From: Eli Morris-Heft <dai@doublefishstudios.com>
Date: Thu, 10 Apr 2008 11:44:44 -0500
Message-ID: <47FE43FC.7060105@doublefishstudios.com>
To: bettylogic@aol.com
CC: public-html-comments@W3c.org

It is presumably in the interest of the makers of the browser to figure out what 
standard is being followed on any given page (made much easier by the DOCTYPE 
switch) and render according to that. It is also presumably the responsibility 
of those UA makers to retain compatibility for deprecated standards for however 
long makes sense. After all, all the browsers I know support CSS1,and we're 
looking at widespread adoption of CSS3.

Simply because a new standard is being created does not mean that all the pages 
must switch over to it. At least, not immediately. That is why the standards are 
numbered, and why there is a mechanism to declare what standard is being used.

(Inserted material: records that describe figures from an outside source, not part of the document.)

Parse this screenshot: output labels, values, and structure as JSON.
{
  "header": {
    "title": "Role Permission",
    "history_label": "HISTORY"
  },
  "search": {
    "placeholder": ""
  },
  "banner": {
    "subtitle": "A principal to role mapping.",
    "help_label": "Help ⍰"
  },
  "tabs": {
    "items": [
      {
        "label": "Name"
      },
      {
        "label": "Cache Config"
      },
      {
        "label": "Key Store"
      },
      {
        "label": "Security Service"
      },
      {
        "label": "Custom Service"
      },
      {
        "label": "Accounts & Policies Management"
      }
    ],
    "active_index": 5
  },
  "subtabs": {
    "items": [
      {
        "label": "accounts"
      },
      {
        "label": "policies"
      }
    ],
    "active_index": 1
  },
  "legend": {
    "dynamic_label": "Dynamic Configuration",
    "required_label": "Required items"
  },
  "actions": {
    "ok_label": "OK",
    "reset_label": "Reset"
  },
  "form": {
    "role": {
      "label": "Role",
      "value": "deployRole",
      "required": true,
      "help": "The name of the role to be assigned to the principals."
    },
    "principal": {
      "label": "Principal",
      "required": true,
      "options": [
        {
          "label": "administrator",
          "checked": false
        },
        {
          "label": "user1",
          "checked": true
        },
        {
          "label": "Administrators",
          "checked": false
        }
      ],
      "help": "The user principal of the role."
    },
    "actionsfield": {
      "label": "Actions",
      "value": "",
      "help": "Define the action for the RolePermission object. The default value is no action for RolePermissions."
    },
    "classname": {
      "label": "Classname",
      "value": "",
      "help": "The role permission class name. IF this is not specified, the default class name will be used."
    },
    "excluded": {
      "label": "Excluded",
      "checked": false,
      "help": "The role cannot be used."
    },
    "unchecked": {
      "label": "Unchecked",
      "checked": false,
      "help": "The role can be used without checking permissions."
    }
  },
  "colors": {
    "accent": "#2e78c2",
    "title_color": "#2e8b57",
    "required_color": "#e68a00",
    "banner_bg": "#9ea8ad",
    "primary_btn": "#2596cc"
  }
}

The newer versions of the standard are being created because we are learning how 
we want to use the web. If we never changed standards in any areas, we'd have a 
much tougher time. (A good example of this is Unicode: I'm a linguist and if we 
never adopted the Unicode standard and just stuck with ASCII, doing my 
day-to-day work would be much, much harder. I shudder to think of all those code 
pages...)

As a web developer and unabashed standardista, I think that HTML5 is a wonderful 
idea. We're shedding most of the deprecated elements, moving more towards 
semanticity (I'm a linguist, it's a word, so there), and modeling our tools so 
they help us create the web we want to create.

I understand where you're coming from - I had a similar debate with a colleague 
the other day. But I think that, instead of trying to prevent HTML5, we should 
look at how long we want our UAs to preserve rendering deprecated standards as 
long as they declare themselves to be said standards.